A Conversation Over Coffee
We all get tired.
You’d think exhaustion should only be a physically-based problem, and that our thoughts, being made of who-knows-what invisible substance of existence, should be exempt from running out of energy. … But it certainly happens. And it usually happens when we need them most, doesn’t it? This loss of thought-strength comes just as our loss of physical strength occurs– at the point of being taxed by situations outside of ourselves which demand repeated, and consistent use.
Yesterday morning I woke up to my alarm at five o’clock (I know this sounds ridiculously early for someone who works from home, but strangely, when the only face you have to answer to in the morning is your own reflection, you for some reason no longer mind waking up in the dark). After situating my feet in my slippers, I performed my same routine of folding the blankets on my couch, feeding my fish, putting wet food in the bowl for my cat, Beans, and unloading the dishwasher from the night before.
Everything was mechanically following the usual process, until I sat down to prepare for my day’s work.
As a pastor, my “day’s work,” blessedly is doing work for God, and working to help people feel closer to God in their own hours; but when I flipped open my bible (and accompanying “scholarly” resources handed down from my over-priced seminary tuition), I found myself hesitant to look at the print. I found my eyes skimming the words of scripture like a text book of boring material I resented being forced to stare into. At first, I didn’t even realize this was happening; but the moment the reality struck me, I burst up from my chair in the kitchen as if I’d just found a black widow spider by my foot.
At that moment, I wasn’t looking into The Book, but into the very heart of spiritual exhaustion. And I didn’t want to see it. I couldn’t see it. I had too much work to do.
Feeling like a complete schmuck, I paced over to the kitchen sink, and stared into nothing for a moment; when all of the sudden, my mouth moved and words pushed persistently out from my mind like typed paper from a printer. I was talking with God, with no barriers, and certainly no specific intention. I wasn’t trying to pray. This was not a moment of set-aside meditation. It was a moment of needful interaction—like one of those moments, when you’ve been holding something in for too long that you’ve needed to say to your spouse, and it suddenly just bursts out while you’re grabbing a box of cereal from the shelf at the grocery store.

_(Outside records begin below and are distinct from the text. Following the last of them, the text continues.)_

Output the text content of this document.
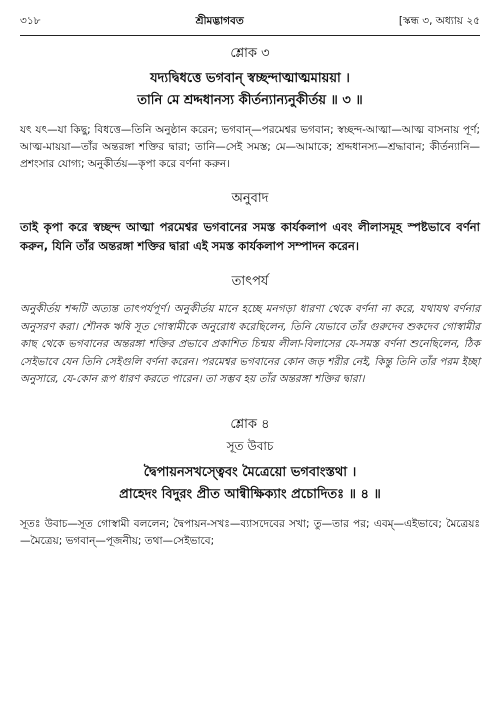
৩১৮	শ্রীমদ্ভাগবত	[স্কন্ধ ৩, অধ্যায় ২৫
শ্লোক ৩

যদ্যদ্বিধত্তে ভগবান্ স্বচ্ছন্দাত্মাত্মমায়য়া ।

তানি মে শ্রদ্দধানস্য কীর্তন্যান্যনুকীর্তয় ॥ ৩ ॥

যৎ যৎ—যা কিছু; বিধত্তে—তিনি অনুষ্ঠান করেন; ভগবান্—পরমেশ্বর ভগবান; স্বচ্ছন্দ-আত্মা—আত্ম বাসনায় পূর্ণ; আত্ম-মায়য়া—তাঁর অন্তরঙ্গা শক্তির দ্বারা; তানি—সেই সমস্ত; মে—আমাকে; শ্রদ্দধানস্য—শ্রদ্ধাবান; কীর্তন্যানি—প্রশংসার যোগ্য; অনুকীর্তয়—কৃপা করে বর্ণনা করুন।

অনুবাদ

তাই কৃপা করে স্বচ্ছন্দ আত্মা পরমেশ্বর ভগবানের সমস্ত কার্যকলাপ এবং লীলাসমূহ স্পষ্টভাবে বর্ণনা করুন, যিনি তাঁর অন্তরঙ্গা শক্তির দ্বারা এই সমস্ত কার্যকলাপ সম্পাদন করেন।

তাৎপর্য

অনুকীর্তয় শব্দটি অত্যন্ত তাৎপর্যপূর্ণ। অনুকীর্তয় মানে হচ্ছে মনগড়া ধারণা থেকে বর্ণনা না করে, যথাযথ বর্ণনার অনুসরণ করা। শৌনক ঋষি সূত গোস্বামীকে অনুরোধ করেছিলেন, তিনি যেভাবে তাঁর গুরুদেব শুকদেব গোস্বামীর কাছ থেকে ভগবানের অন্তরঙ্গা শক্তির প্রভাবে প্রকাশিত চিন্ময় লীলা-বিলাসের যে-সমস্ত বর্ণনা শুনেছিলেন, ঠিক সেইভাবে যেন তিনি সেইগুলি বর্ণনা করেন। পরমেশ্বর ভগবানের কোন জড় শরীর নেই, কিন্তু তিনি তাঁর পরম ইচ্ছা অনুসারে, যে-কোন রূপ ধারণ করতে পারেন। তা সম্ভব হয় তাঁর অন্তরঙ্গা শক্তির দ্বারা।

শ্লোক ৪
সূত উবাচ

দ্বৈপায়নসখস্ত্বেবং মৈত্রেয়ো ভগবাংস্তথা ।

প্রাহেদং বিদুরং প্রীত আন্বীক্ষিক্যাং প্রচোদিতঃ ॥ ৪ ॥

সূতঃ উবাচ—সূত গোস্বামী বললেন; দ্বৈপায়ন-সখঃ—ব্যাসদেবের সখা; তু—তার পর; এবম্—এইভাবে; মৈত্রেয়ঃ—মৈত্রেয়; ভগবান্—পূজনীয়; তথা—সেইভাবে;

As absurd as it might sound, I found myself talking to God for so long in fact, that I eventually wound up pouring myself a cup of coffee as I spoke, staring up and out the window. This conversation over coffee lasted a while, and I call it a “conversation,” because the expression, and understanding, and communication, was not a one-way rant, but a two-way time of connection between myself and the Life around me. In this conversation I told God I couldn’t lose It (God/You/”Him”)—-that I couldn’t let the fact that I had responded to God’s call, cause me to fall away from God, or become detached from God. I told God that I understood “Him” (“Him” being used here and after only for the sake of structural ease) to be the very Life inside of me, and that I could not live without that Life for the sake of trying to help others find that Life for themselves. It simply wouldn’t and couldn’t work that way.
In saying these things, my words then fell to fear and skepticism. I asked God what the point of being in ministry was, anyway–and why He’d called me to such a strange and seemingly futile task. I asked God, how many people really felt Him in the world; and how many people even could feel Him in the world; and if most ever did at all, no matter how often you spoke about “Him” with each other in a sanctuary or on couches at each other’s homes.
Between all of these comments and questions, I sat still, and let myself connect with the loud silence of the presence of God.
As I stood there, staring out while absurdly sipping from my coffee mug like God was sitting across a table, God shared God’s Peace with me, and responded to the words which pushed out from my mind.
It was a long conversation, but there was one bold and blunt truth God’s Silence told me so loudly, that the words were strangely and clearly defined in my mind, as if my ears had actually heard them through sound.
When I asked if people experienced God, God told me this:
‘Some never do. Sometimes it’s only our own experience of God which allows them to even come close to feeling the presence of God while they’re alive.’ God said, ‘And that’s why you are a minister.